Hi, Ilya - if you don't penalize for wrong answers, you can't distinguish the student who knew what he was doing but was slow from the one who guessed many questions and happened to get some answers right. But we have to see what kind of questions will be on the new AP tests to understand why the College Board decided to no longer penalize wrong answers.

I used the SAT method in an undergraduate course in organizational behavior (the significance of the topic being mainly that the audience was not composed of students for whom the term "expected value" has meaning). Despite my explaining early on that blind-guessing had an average return of zero but "educated" guessing (eliminating one or more clearly incorrect choices) had a positive return, a number of students apparently were intimidated into skipping questions about which they were uncertain (and then complaining bitterly on evaluation forms about the "unfairness" of the system). Perhaps the College Board decided that something in the planned revisions called for greater encouragement of (presumably "educated") guessing.
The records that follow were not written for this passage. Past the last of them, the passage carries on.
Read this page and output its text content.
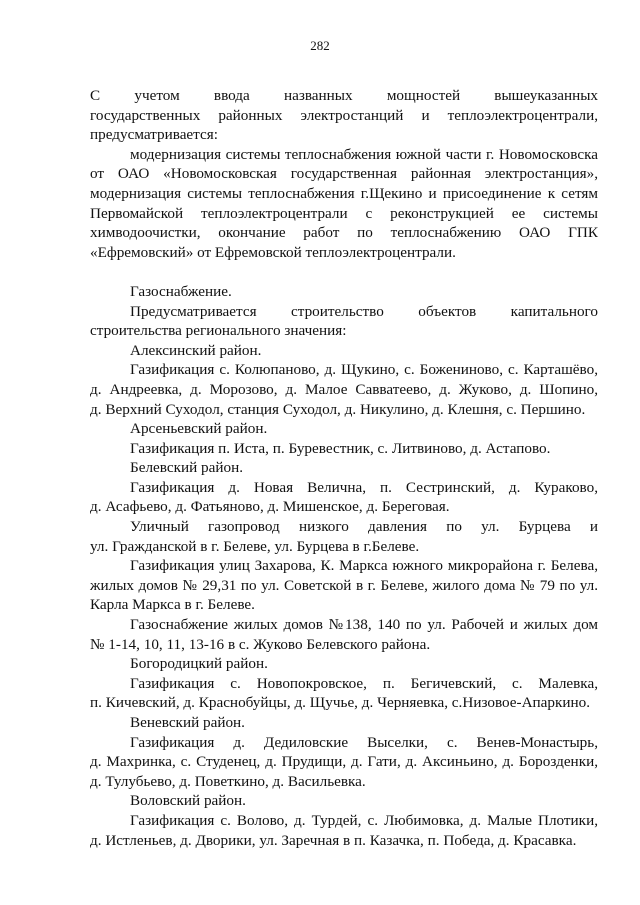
282

С учетом ввода названных мощностей вышеуказанных

государственных районных электростанций и теплоэлектроцентрали,

предусматривается:

модернизация системы теплоснабжения южной части г. Новомосковска

от ОАО «Новомосковская государственная районная электростанция»,

модернизация системы теплоснабжения г.Щекино и присоединение к сетям

Первомайской теплоэлектроцентрали с реконструкцией ее системы

химводоочистки, окончание работ по теплоснабжению ОАО ГПК

«Ефремовский» от Ефремовской теплоэлектроцентрали.

Газоснабжение.

Предусматривается строительство объектов капитального

строительства регионального значения:

Алексинский район.

Газификация с. Колюпаново, д. Щукино, с. Боженинoво, с. Карташёво,

д. Андреевка, д. Морозово, д. Малое Савватеево, д. Жуково, д. Шопино,

д. Верхний Суходол, станция Суходол, д. Никулино, д. Клешня, с. Першино.

Арсеньевский район.

Газификация п. Иста, п. Буревестник, с. Литвиново, д. Астапово.

Белевский район.

Газификация д. Новая Велична, п. Сестринский, д. Кураково,

д. Асафьево, д. Фатьяново, д. Мишенское, д. Береговая.

Уличный газопровод низкого давления по ул. Бурцева и

ул. Гражданской в г. Белеве, ул. Бурцева в г.Белеве.

Газификация улиц Захарова, К. Маркса южного микрорайона г. Белева,

жилых домов № 29,31 по ул. Советской в г. Белеве, жилого дома № 79 по ул.

Карла Маркса в г. Белеве.

Газоснабжение жилых домов №138, 140 по ул. Рабочей и жилых дом

№ 1-14, 10, 11, 13-16 в с. Жуково Белевского района.

Богородицкий район.

Газификация с. Новопокровское, п. Бегичевский, с. Малевка,

п. Кичевский, д. Краснобуйцы, д. Щучье, д. Черняевка, с.Низовое-Апаркино.

Веневский район.

Газификация д. Дедиловские Выселки, с. Венев-Монастырь,

д. Махринка, с. Студенец, д. Прудищи, д. Гати, д. Аксиньино, д. Борозденки,

д. Тулубьево, д. Поветкино, д. Васильевка.

Воловский район.

Газификация с. Волово, д. Турдей, с. Любимовка, д. Малые Плотики,

д. Истленьев, д. Дворики, ул. Заречная в п. Казачка, п. Победа, д. Красавка.
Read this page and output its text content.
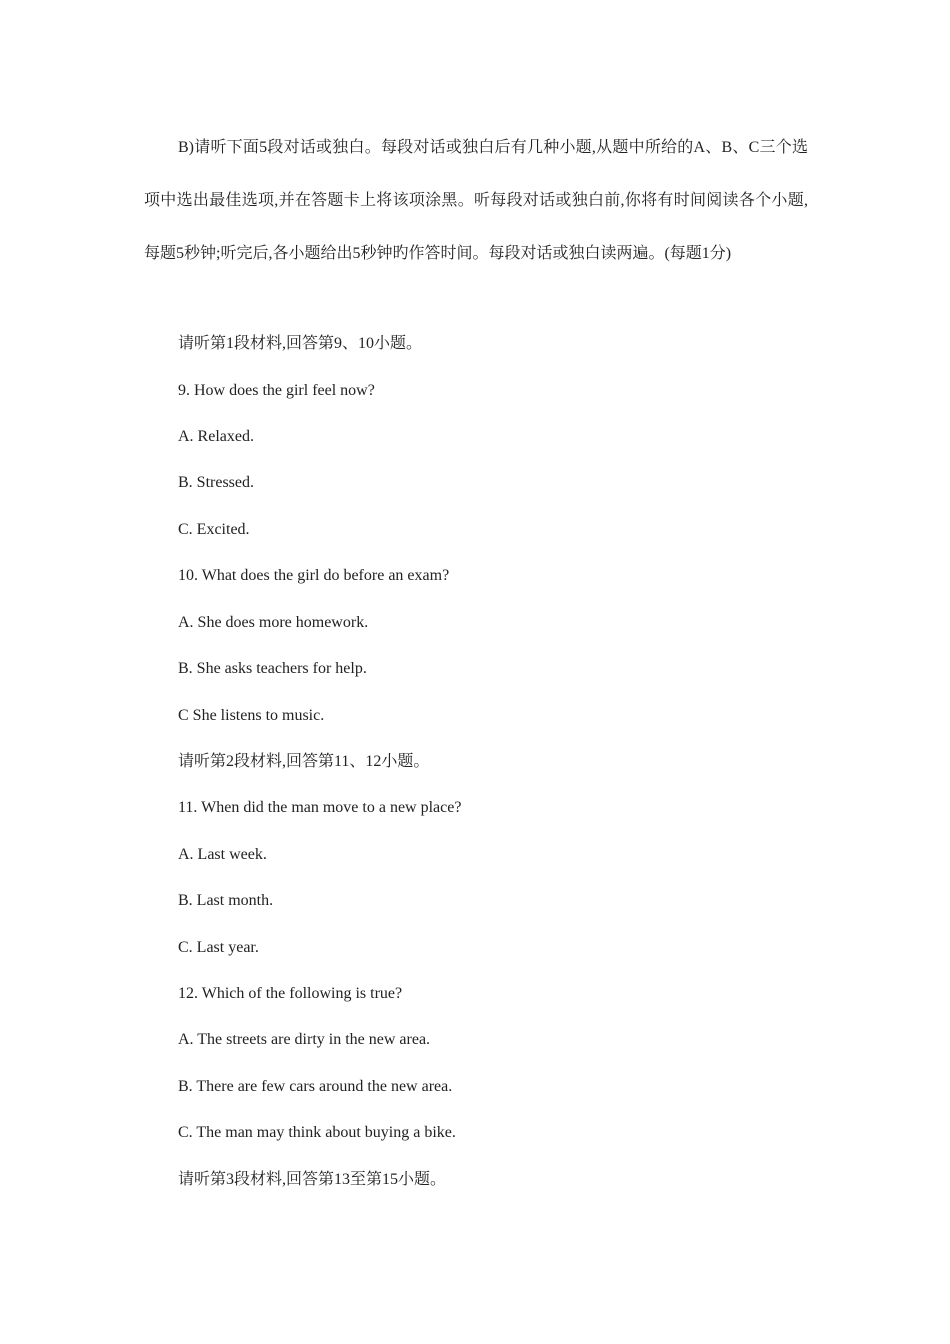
B)请听下面5段对话或独白。每段对话或独白后有几种小题,从题中所给的A、B、C三个选项中选出最佳选项,并在答题卡上将该项涂黑。听每段对话或独白前,你将有时间阅读各个小题,每题5秒钟;听完后,各小题给出5秒钟旳作答时间。每段对话或独白读两遍。(每题1分)

请听第1段材料,回答第9、10小题。

9. How does the girl feel now?

A. Relaxed.

B. Stressed.

C. Excited.

10. What does the girl do before an exam?

A. She does more homework.

B. She asks teachers for help.

C She listens to music.

请听第2段材料,回答第11、12小题。

11. When did the man move to a new place?

A. Last week.

B. Last month.

C. Last year.

12. Which of the following is true?

A. The streets are dirty in the new area.

B. There are few cars around the new area.

C. The man may think about buying a bike.

请听第3段材料,回答第13至第15小题。
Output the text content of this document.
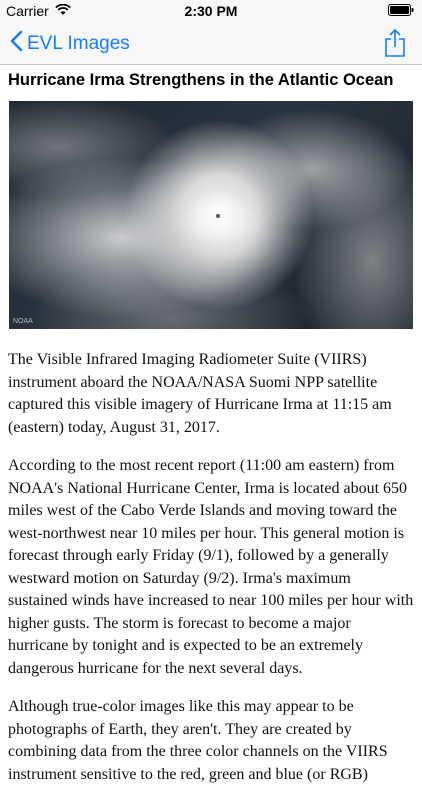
Carrier	2:30 PM
EVL Images
Hurricane Irma Strengthens in the Atlantic Ocean
NOAA

The Visible Infrared Imaging Radiometer Suite (VIIRS) instrument aboard the NOAA/NASA Suomi NPP satellite captured this visible imagery of Hurricane Irma at 11:15 am (eastern) today, August 31, 2017.

According to the most recent report (11:00 am eastern) from NOAA's National Hurricane Center, Irma is located about 650 miles west of the Cabo Verde Islands and moving toward the west-northwest near 10 miles per hour. This general motion is forecast through early Friday (9/1), followed by a generally westward motion on Saturday (9/2). Irma's maximum sustained winds have increased to near 100 miles per hour with higher gusts. The storm is forecast to become a major hurricane by tonight and is expected to be an extremely dangerous hurricane for the next several days.

Although true-color images like this may appear to be photographs of Earth, they aren't. They are created by combining data from the three color channels on the VIIRS instrument sensitive to the red, green and blue (or RGB)
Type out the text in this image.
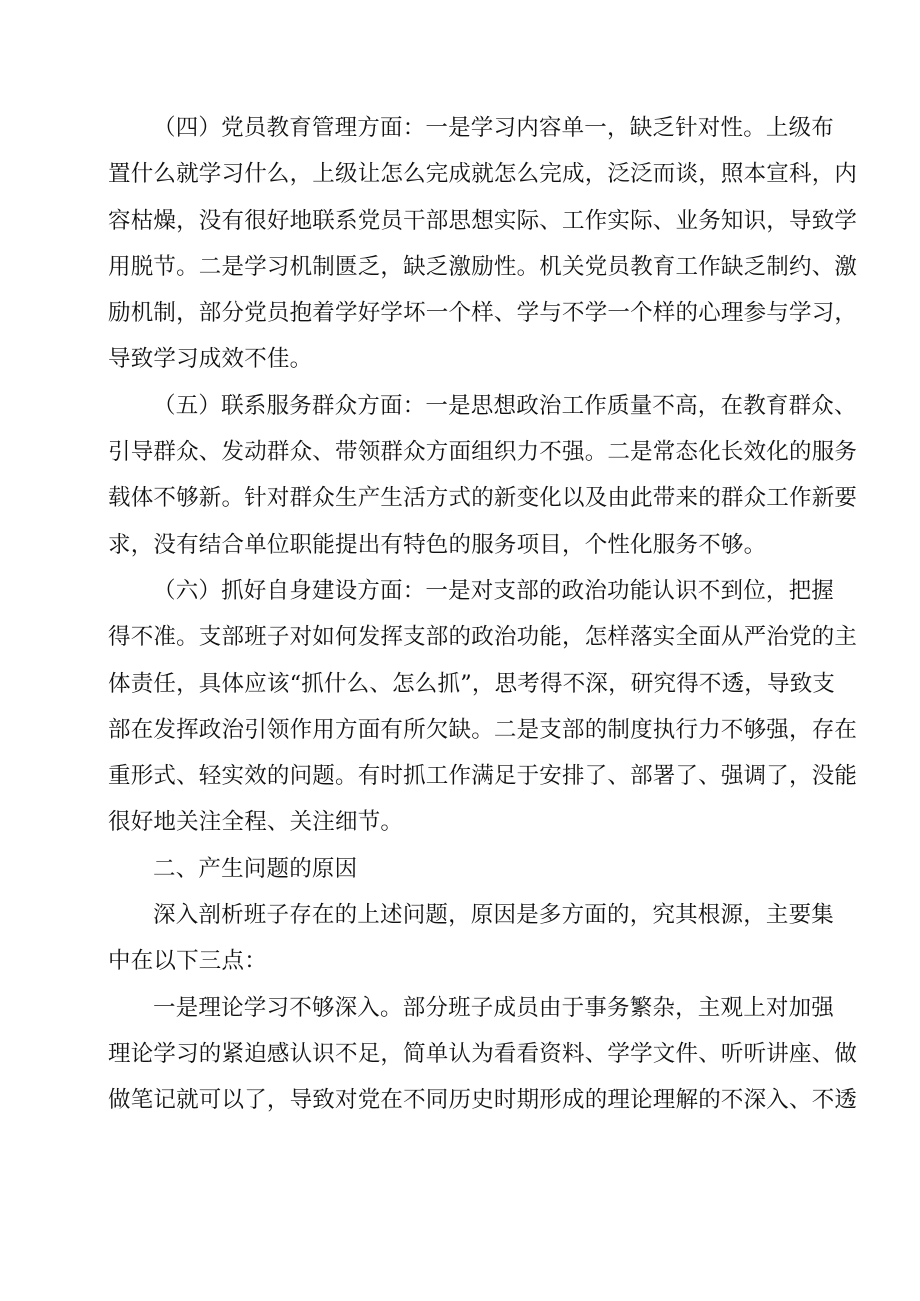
（四）党员教育管理方面：一是学习内容单一，缺乏针对性。上级布
置什么就学习什么，上级让怎么完成就怎么完成，泛泛而谈，照本宣科，内
容枯燥，没有很好地联系党员干部思想实际、工作实际、业务知识，导致学
用脱节。二是学习机制匮乏，缺乏激励性。机关党员教育工作缺乏制约、激
励机制，部分党员抱着学好学坏一个样、学与不学一个样的心理参与学习，
导致学习成效不佳。
（五）联系服务群众方面：一是思想政治工作质量不高，在教育群众、
引导群众、发动群众、带领群众方面组织力不强。二是常态化长效化的服务
载体不够新。针对群众生产生活方式的新变化以及由此带来的群众工作新要
求，没有结合单位职能提出有特色的服务项目，个性化服务不够。
（六）抓好自身建设方面：一是对支部的政治功能认识不到位，把握
得不准。支部班子对如何发挥支部的政治功能，怎样落实全面从严治党的主
体责任，具体应该“抓什么、怎么抓”，思考得不深，研究得不透，导致支
部在发挥政治引领作用方面有所欠缺。二是支部的制度执行力不够强，存在
重形式、轻实效的问题。有时抓工作满足于安排了、部署了、强调了，没能
很好地关注全程、关注细节。
二、产生问题的原因
深入剖析班子存在的上述问题，原因是多方面的，究其根源，主要集
中在以下三点：
一是理论学习不够深入。部分班子成员由于事务繁杂，主观上对加强
理论学习的紧迫感认识不足，简单认为看看资料、学学文件、听听讲座、做
做笔记就可以了，导致对党在不同历史时期形成的理论理解的不深入、不透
Like Ilya, I assume that the conversion from raw scores to interpretable results will end up being adjusted to offset the removal of the penalty for incorrect responses.

Thanks a lot for your perspective, Paul! Sorry it took me so long to post this. For some reason I didn't see your comment until now. I thought your experience in your course very interesting.

You're right, I think we underestimate how obscure concepts such as expected value can appear to people who have received little to no quantitative training. I would much rather see a situation where people take computer-based tests where some fields are left blank for the student to fill. The computer would grade the test immediately and it would be much harder to guess right if the student doesn't understand the material.